Ruhun puslardan geçerek arınması ve sonsuz hikmete yükselişi üzerine bir deneme

İnsanoğlu, doğası gereği birçok katmandan oluşan, karmaşık bir varlıktır. Onun içinde içgüdüler, duygular, tutkular, düşünceler, hayaller ve nihayetinde manevi idrak yatmaktadır. Bu çok katmanlı yapı, onu hem yeryüzüne bağlı kılar, hem de gökyüzüne ait hissettirir. İnsan ruhunun serüveni, bu katmanların arasından geçerek ve onları aşarak, en saf ve arınmış hâline ulaşma mücadelesidir. İşte bu arınma ve yükselişin ulaştığı zirveye biz yüce bilgelik makamı diyoruz.

Bu makam, bilinen anlamda aklın bilgeliği değildir.
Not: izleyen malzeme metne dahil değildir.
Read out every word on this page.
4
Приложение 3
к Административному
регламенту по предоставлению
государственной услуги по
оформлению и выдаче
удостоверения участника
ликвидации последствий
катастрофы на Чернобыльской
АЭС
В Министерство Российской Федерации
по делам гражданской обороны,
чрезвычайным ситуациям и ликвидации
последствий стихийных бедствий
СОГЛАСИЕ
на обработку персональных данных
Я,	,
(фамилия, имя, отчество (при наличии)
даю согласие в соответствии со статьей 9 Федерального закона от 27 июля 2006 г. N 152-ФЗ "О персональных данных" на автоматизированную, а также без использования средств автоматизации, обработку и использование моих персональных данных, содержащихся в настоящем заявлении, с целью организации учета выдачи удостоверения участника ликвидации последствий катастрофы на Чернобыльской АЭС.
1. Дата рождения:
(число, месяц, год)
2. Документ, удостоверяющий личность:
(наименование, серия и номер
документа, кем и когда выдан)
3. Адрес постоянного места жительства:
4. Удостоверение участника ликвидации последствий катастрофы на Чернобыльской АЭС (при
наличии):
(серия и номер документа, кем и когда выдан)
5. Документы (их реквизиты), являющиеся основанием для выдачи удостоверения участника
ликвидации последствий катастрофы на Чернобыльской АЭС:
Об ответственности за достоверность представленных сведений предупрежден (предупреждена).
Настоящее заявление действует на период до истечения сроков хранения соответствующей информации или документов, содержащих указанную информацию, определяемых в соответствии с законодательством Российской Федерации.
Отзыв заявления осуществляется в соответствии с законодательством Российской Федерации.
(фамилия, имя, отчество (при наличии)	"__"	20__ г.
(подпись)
Bu, yaşanmışlığın, derin acıların, vecd dolu gecelerin, tenhalıkların, pişmanlıkların ve içsel bir tasfiye sürecinin sonunda elde edilen ilahi bir sadeliktir. İnsan bu makama bir kitap okuyarak değil, kendi iç evreninde cehennemlere girip çıkıp tekrar doğarak ulaşır.

İçgüdünün Puslu Ateşliliği

Her insan, varoluşunun ilk aşamasında içgüdülerle hareket eder. Açlık, korku, cinsellik, sahiplenme gibi dürtüler onun doğasında bulunan temel kuvvetlerdir. Bu dürtüler, hayatta kalmayı sağlar ama onları aşamayan kişi, gerçek insan olgunluğuna ulaşamaz. İçgüdü pusludur; çünkü ne tam bir karanlıktır ne de aydınlık.

Onun ateşliliği, insanın içinden gelen bir enerjiyle yanmasına neden olur, fakat yönsüzlüğü onu savurur. Bu puslu ateş, bir istikamete sahip olmadığında, insanı yalnızca nefse mahkûm eder. Ama bilgelik yoluna adım atan kişi için bu puslu ateş, daha sonra ruhu ısıtan ama yakmayan bir iç nurun habercisidir.

Duygunun Bulanık Akışı

Duygular, içgüdülerden daha incelmiş fakat hâlâ bulanık bir hâl almış hallerdir. Sevinç, korku, öfke, özlem, kıskançlık, sevgi gibi haller, insanın dünyayla ilişkisini belirler. Bu duygular çoğu zaman geçici, inişli çıkışlı ve yoğunluk açısından dengesizdir.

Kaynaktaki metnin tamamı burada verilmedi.